May, at 65 and just married this summer (to John Kidder, who also happens to be the Green candidate in the B.C riding of Mission-Matsqui-Fraser Canyon) doesn’t say it outright, but she would love it if this could be her last campaign as the leader of the party. She wants to continue to serve as the Green MP for Saanich-Gulf Islands for another decade, if voters there will have her, but for her, she’s crossing her fingers that a future Green leader is among those elected in Oct. 21.
She will be difficult to replace. Her role in the Green Party is completely and utterly unique in the political landscape. She is not only a political leader but she also serves as grandmother, pastor, counsellor and best friend to the country’s Greens.
“Well, we’re family and I love the candidates,” May said in an interview with Global News in Halifax. “It’s an important aspect of how we relate to each other, is that we actually do believe this campaign is run on love.
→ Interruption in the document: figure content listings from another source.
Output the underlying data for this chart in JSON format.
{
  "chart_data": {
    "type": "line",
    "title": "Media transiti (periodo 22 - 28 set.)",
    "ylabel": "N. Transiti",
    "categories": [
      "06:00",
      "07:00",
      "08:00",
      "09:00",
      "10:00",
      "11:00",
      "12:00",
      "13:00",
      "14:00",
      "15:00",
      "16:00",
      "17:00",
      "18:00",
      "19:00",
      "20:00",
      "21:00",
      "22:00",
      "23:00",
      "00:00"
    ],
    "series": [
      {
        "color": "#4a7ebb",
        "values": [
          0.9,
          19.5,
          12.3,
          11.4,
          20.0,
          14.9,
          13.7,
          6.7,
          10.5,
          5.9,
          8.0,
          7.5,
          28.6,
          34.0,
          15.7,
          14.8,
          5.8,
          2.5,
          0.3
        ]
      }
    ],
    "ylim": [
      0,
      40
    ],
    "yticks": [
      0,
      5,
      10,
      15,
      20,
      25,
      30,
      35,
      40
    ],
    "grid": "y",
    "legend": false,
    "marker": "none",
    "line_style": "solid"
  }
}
It may sound flaky, but if you’re gonna keep working this hard every single day it’s better to be powered through knowing that you love the people you’re working with.”
At a rally in Charlottetown, she constantly interrupts herself in the midst of what amounts to her stump speech when she spots someone in the crowd that she knows. She’ll acknowledge the person by name and recall their last meeting before moving on. In Halifax, at the unveiling of their platform tax-and-spending measures (measures, it must be said, that were panned by former parliamentary budget officer Kevin Page), there were tears as she acknowledged the work of a party policy person who, earlier in the year, had been diagnosed with ALS, Lou Gehrig’s disease.
It’s an authentic, natural style of dealing with the world, along with campaigning for votes, that is May’s all alone and, to many Canadian Greens, May is part of the reason they are drawn to the cause.
“Our young people are stepping up and out on their own initiative because it’s their future that’s at risk,” May said at the Sackville, N.B. campaign stop. “I’ll go to the wall for my grandkids. This is not an issue where we cave or compromise.”